Depuis la pandémie, Wood a constaté une évolution des comportements et l’envie d’être plus détendu, mais ce décontracté chic "sème la terreur au sein de la gent masculine". La styliste se retrouve donc à aider des hommes qui changent de travail pour aller dans un endroit où le code vestimentaire est plus souple... sans toutefois abandonner complètement le costume. « La seule chose que tout homme doit absolument avoir dans sa garde-robe, c’est un costume deux pièces passe-partout de couleur bleue. Mais avec la ribambelle de nuances différentes, ce qu’il faut avant tout, c’est choisir le bon bleu et opter pour la sobriété. Une belle coupe, un tissu luxueux et décontracté, des finitions travaillées, autant de modifications simples qui invitent les gens à remarquer les subtilités. »

Pour ce qui est de voyager, Wood donne régulièrement des conseils à ses clients sur ce qu’il faut emporter dans sa valise pour un vol en jet privé. « Il y a des matières que je vous recommande pour que votre trajet soit plus agréable comme les tissus en laine que vous pouvez littéralement jeter dans votre valise sans craindre de les froisser.

On peut tout à fait porter un costume pour les vols de courte durée, mais pour les long-courriers, vous devez vous sentir à l’aise et avoir quelque chose d’élégant à portée de main pour vous changer si jamais vous devez aller directement en réunion. Dans l’idéal, il faut quelque chose de pratique, mais les vêtements de luxe ne répondent pas toujours à ce critère. Il s’agit donc de faire des choix intelligents. Et surtout, ne faites jamais l’impasse sur une bonne paire de chaussures. »

Rien que pour ses yeux

La confidentialité client est importante, mais Alexandra avoue toutefois à regret qu’Idris Elba (son choix personnel pour un futur James Bond et l’un des trois hommes qu’elle rêverait de pouvoir habiller) ne fait hélas pas encore partie de sa clientèle. Les deux autres ?

« Jeff Goldblum, parce que je trouve qu’il a un look absolument génial. Oubliez La Mouche avec sa grosse tignasse et ses horribles costumes. À présent, il a totalement trouvé son style et il est fabuleux.

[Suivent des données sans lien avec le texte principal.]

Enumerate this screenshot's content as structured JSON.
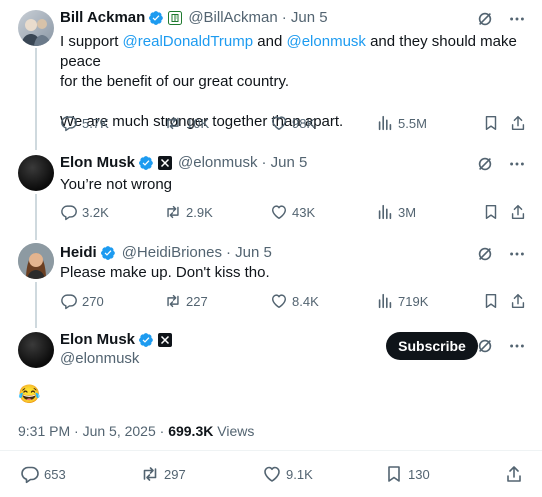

Du haut de ses 69 ans, il n’a jamais été plus beau, et c’est exactement ce que je cherche à faire dans mon travail. Il est devenu maître dans l’art de porter des tenues au contraste marqué qui ont pourtant l’air totalement naturelles. »

Pour finir, pourquoi s’arrêter à Bond ? Wood veut aussi s’occuper de M. « Ralph Fiennes sans hésiter, car c’est le gentleman britannique par excellence avec un brin d’excentricité. Je l’habillerais de vert avec une chemise ouverte pour lui donner un look un peu plus moderne. » Mais oubliez les hommes de Sa Majesté : sur Savile Row, la reine se nomme Alexandra Wood.